Author: LIEUT. COL. R. MCCARRISON,
p-ISSN: 0024-9602, e-ISSN:2582-5321, Vol: 16, Issue: oct-oct,
I have chosen to speak on Nutrition, believing that for no country in the world has this Science a greater importance than for India; and for no part of India a greater importance than for the Madras Presidency. No country. has more need to profit by the newer knowledge of Nutrition, and none more opportunity to add to it. Millions of the Indian people are living on restricted diets which are either incapable of maintaining them in a state of normal nutrition and health, or capable only of sustaining them at a low level of physical efficiency. Malnutritional diseases are rife, while the great scourges of the Tropics-malaria, cholera, dysentery, leprosy-exact an immense toll from India's malnourished multitudes. In this Presidency alone deficiency diseases' of almost every kind abound, and the level of physical efficiency of the masses is, in general, low.

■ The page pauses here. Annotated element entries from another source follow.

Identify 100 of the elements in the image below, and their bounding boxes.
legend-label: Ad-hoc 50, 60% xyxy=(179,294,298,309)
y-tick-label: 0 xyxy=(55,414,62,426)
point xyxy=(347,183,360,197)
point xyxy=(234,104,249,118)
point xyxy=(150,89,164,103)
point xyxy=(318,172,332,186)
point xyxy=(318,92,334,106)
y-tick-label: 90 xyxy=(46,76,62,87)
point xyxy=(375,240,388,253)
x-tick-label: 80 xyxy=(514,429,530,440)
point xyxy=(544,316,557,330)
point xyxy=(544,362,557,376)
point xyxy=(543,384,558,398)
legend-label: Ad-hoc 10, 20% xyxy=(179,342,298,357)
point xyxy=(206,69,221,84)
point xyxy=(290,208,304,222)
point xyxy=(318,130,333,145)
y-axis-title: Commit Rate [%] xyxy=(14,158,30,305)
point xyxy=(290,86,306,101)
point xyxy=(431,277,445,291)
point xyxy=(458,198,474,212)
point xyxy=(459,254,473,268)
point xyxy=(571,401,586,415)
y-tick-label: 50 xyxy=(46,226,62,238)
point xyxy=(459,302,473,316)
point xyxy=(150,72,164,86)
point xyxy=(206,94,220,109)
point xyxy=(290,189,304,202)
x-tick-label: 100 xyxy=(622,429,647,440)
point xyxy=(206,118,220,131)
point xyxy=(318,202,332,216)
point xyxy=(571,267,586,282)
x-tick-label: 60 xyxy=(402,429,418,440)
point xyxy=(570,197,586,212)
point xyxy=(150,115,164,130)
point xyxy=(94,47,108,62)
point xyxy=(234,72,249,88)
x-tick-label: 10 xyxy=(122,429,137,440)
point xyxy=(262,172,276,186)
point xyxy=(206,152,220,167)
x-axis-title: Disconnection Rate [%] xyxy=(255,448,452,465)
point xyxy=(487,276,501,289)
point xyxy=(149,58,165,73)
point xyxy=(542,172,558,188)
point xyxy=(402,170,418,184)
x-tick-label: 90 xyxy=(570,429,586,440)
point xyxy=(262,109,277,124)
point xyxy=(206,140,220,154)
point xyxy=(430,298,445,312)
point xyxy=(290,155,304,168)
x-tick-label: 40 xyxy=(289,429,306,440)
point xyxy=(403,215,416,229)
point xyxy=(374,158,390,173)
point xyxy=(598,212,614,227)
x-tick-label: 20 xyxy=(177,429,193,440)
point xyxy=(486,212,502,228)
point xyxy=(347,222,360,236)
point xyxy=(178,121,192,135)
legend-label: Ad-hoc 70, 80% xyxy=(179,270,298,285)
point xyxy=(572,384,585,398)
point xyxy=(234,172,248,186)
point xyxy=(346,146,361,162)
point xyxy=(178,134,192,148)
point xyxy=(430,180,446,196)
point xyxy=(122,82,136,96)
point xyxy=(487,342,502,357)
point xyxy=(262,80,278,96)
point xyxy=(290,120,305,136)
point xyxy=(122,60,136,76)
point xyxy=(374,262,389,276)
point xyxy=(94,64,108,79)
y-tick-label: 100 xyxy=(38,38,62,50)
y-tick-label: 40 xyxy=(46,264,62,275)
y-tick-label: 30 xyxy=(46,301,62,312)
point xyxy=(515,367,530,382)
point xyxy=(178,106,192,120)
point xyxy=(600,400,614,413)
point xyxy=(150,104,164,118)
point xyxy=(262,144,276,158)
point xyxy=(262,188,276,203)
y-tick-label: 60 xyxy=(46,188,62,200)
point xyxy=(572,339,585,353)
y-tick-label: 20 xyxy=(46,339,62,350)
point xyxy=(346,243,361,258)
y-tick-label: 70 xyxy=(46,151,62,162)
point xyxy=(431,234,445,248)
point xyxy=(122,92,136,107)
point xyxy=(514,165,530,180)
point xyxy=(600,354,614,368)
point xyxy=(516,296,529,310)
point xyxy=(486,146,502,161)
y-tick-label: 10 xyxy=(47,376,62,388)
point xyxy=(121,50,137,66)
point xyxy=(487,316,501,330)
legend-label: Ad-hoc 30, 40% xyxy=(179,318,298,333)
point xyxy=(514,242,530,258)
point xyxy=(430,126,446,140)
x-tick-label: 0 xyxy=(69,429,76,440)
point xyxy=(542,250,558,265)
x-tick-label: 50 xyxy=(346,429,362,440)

But while this is so in certain parts of the Peninsula there are others where the inhabitants are unsurpassed by any race of mankind in physique and capacity for endurance and hard work. Nowhere is the composition of human dietaries more influenced by racial, religious, economic and climatic considerations and nowhere have foods and food-habits remained more consistently the same from one generation to another. So it is that the diverse races, comprising the population of India, afford an unrivalled, and almost wholly unexplored, source of information regarding the effects of diet on the physical efficiency of human beings. India has thus not only much to do in applying the newer knowledge of Nutrition and in surveying, in the light of this knowledge, the foods available for the use of her immense populations, but much to learn regarding their nutritional needs, and much-by such learning-to teach the rest of the world.